Obeisance to imaginary celestial despots and faith in ancient Middle Eastern “holy books” of whatever kind have never owned a place in my life. If believers should try to convert me, I would respond with one or another version of Lucifer’s fabled retort to God’s command to submit to Him or be cast out of heaven: Non serviam! I shall not serve!
That comes in the context of quoting Christopher Hitchens, that "the influence of churches, and the effect of religious belief, is positively harmful.”  There's already a lively debate over that subject (and I think the answer is "human nature," not "religion"), but interestingly that quote is used to justify the assertion "I shall not serve!"

I would counter, with Dylan, that "you're gonna have to serve somebody."  But that's merely to raise a point of opposition; the real issue is, for most atheists, religion involves some kind of crooking of the knee.  It's one reason Nietzsche, in undiluted form or in some watered-down variant, is so appealing to them.

It's the reason prayer is despised as:

...sitting for a quiet moment and beseeching his or her Lord for intervention in matters of grave import...with lowered head and genuflections and other toadying gestures of obeisance — behavior that without faith’s halo would be classified as symptoms of mental derangement. 

This, by the way, is presented as an "objective" view of the activity of prayer; and note the behavior, complete with "toadying gestures of obeisance" is "objectively" classified as "symptoms of mental derangement."  Mr. Tayler writes on the internet, which makes him an expert in diagnoses of mental states.

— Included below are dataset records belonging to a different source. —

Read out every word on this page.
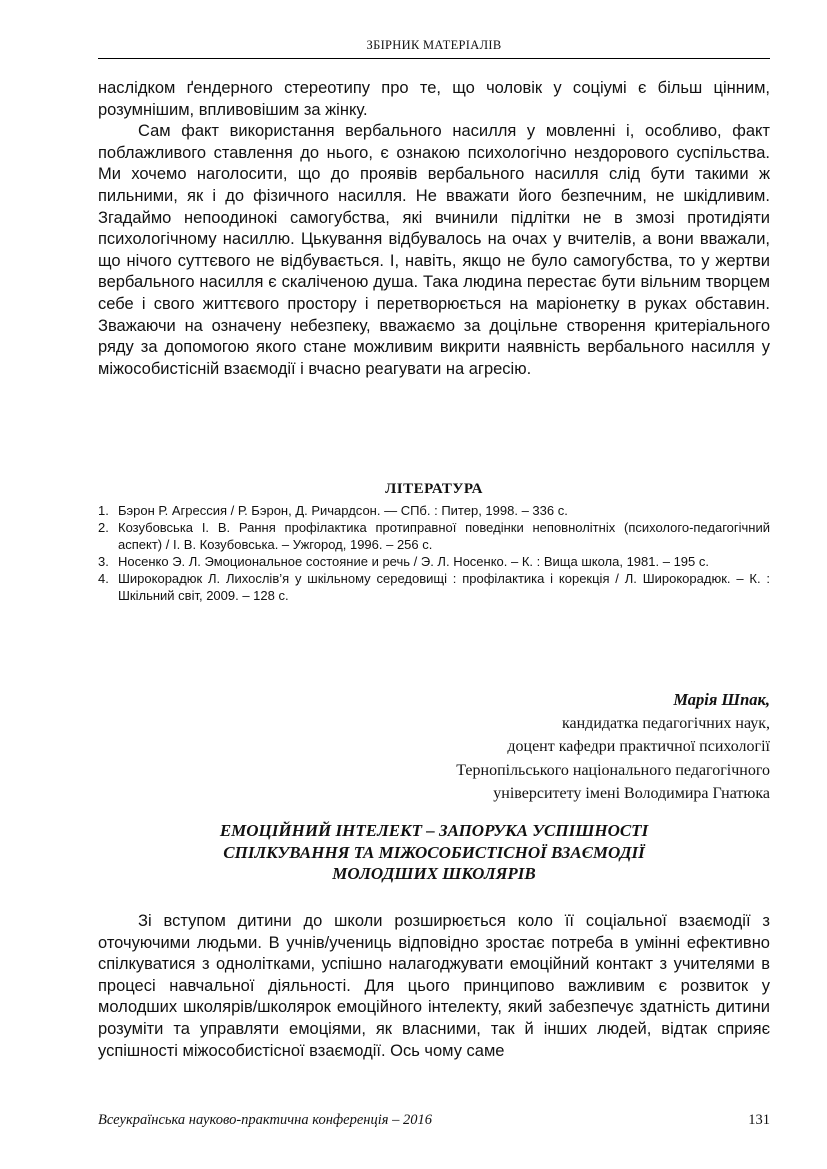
ЗБІРНИК МАТЕРІАЛІВ

наслідком ґендерного стереотипу про те, що чоловік у соціумі є більш цінним, розумнішим, впливовішим за жінку.

Сам факт використання вербального насилля у мовленні і, особливо, факт поблажливого ставлення до нього, є ознакою психологічно нездорового суспільства. Ми хочемо наголосити, що до проявів вербального насилля слід бути такими ж пильними, як і до фізичного насилля. Не вважати його безпечним, не шкідливим. Згадаймо непоодинокі самогубства, які вчинили підлітки не в змозі протидіяти психологічному насиллю. Цькування відбувалось на очах у вчителів, а вони вважали, що нічого суттєвого не відбувається. І, навіть, якщо не було самогубства, то у жертви вербального насилля є скаліченою душа. Така людина перестає бути вільним творцем себе і свого життєвого простору і перетворюється на маріонетку в руках обставин. Зважаючи на означену небезпеку, вважаємо за доцільне створення критеріального ряду за допомогою якого стане можливим викрити наявність вербального насилля у міжособистісній взаємодії і вчасно реагувати на агресію.

ЛІТЕРАТУРА
1. Бэрон Р. Агрессия / Р. Бэрон, Д. Ричардсон. — СПб. : Питер, 1998. – 336 с.
2. Козубовська І. В. Рання профілактика протиправної поведінки неповнолітніх (психолого-педагогічний аспект) / І. В. Козубовська. – Ужгород, 1996. – 256 с.
3. Носенко Э. Л. Эмоциональное состояние и речь / Э. Л. Носенко. – К. : Вища школа, 1981. – 195 с.
4. Широкорадюк Л. Лихослів’я у шкільному середовищі : профілактика і корекція / Л. Широкорадюк. – К. : Шкільний світ, 2009. – 128 с.
Марія Шпак,
кандидатка педагогічних наук,
доцент кафедри практичної психології
Тернопільського національного педагогічного
університету імені Володимира Гнатюка
ЕМОЦІЙНИЙ ІНТЕЛЕКТ – ЗАПОРУКА УСПІШНОСТІ
СПІЛКУВАННЯ ТА МІЖОСОБИСТІСНОЇ ВЗАЄМОДІЇ
МОЛОДШИХ ШКОЛЯРІВ

Зі вступом дитини до школи розширюється коло її соціальної взаємодії з оточуючими людьми. В учнів/учениць відповідно зростає потреба в умінні ефективно спілкуватися з однолітками, успішно налагоджувати емоційний контакт з учителями в процесі навчальної діяльності. Для цього принципово важливим є розвиток у молодших школярів/школярок емоційного інтелекту, який забезпечує здатність дитини розуміти та управляти емоціями, як власними, так й інших людей, відтак сприяє успішності міжособистісної взаємодії. Ось чому саме

Всеукраїнська науково-практична конференція – 2016	131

But there we have it again:  "toadying gestures of obeisance" is a dismissive an attitude as one can have.  It isn't just dismissive, it's hostile.  One has to wonder why the quiet action of prayer produces such anger in Mr. Tayler, why "obeisance" requires "toadying gestures".  Of course, he also wants to identify himself with Satan, prompting one to point out:  you ain't that important.  And to wonder:  do you have a boss?  Do you recognize the legitimacy of authority at all?  Because you're starting to sound like the most radical of the anti-government crowd, who use this sort of argument to deny the authority of anyone but the county sheriff, and then only when the sheriff isn't coming for them.

There is worthwhile discussion to be had here, somewhere between the strident defiance of Nietzsche and Merton finding in Abbey Gethsemani "the four walls of my freedom."  What's interesting is the refusal to admit that complexity, as if anyone anywhere who kneels to pray is impinging on the identity, the very personhood, of Mr. Tayler.  I find this kind of "boundary violation" very often in cases of such stridency.  Ironically, it may be the reason for the shooting in Chapel Hill which is the subject of Mr. Tayler's latest screed, although the boundary may have been merely the stripes between spaces on a parking lot.  One boundary is as abstract as the other, and it may well be Christopher Stephen Hicks was very concerned about the boundaries around a parking space that he imagined were inviolate.  It's a bit ironic that his atheism would be identified with the protection of a "holy space."  'Holy," after all, is not a theological term; it means something that must remain pure, undefiled, set apart.

It's an easy enough term to apply to Mr. Hicks' apparent obsession with a designated area of a parking lot.  As I said, violence has a lot less to do with religion, than it does with human nature.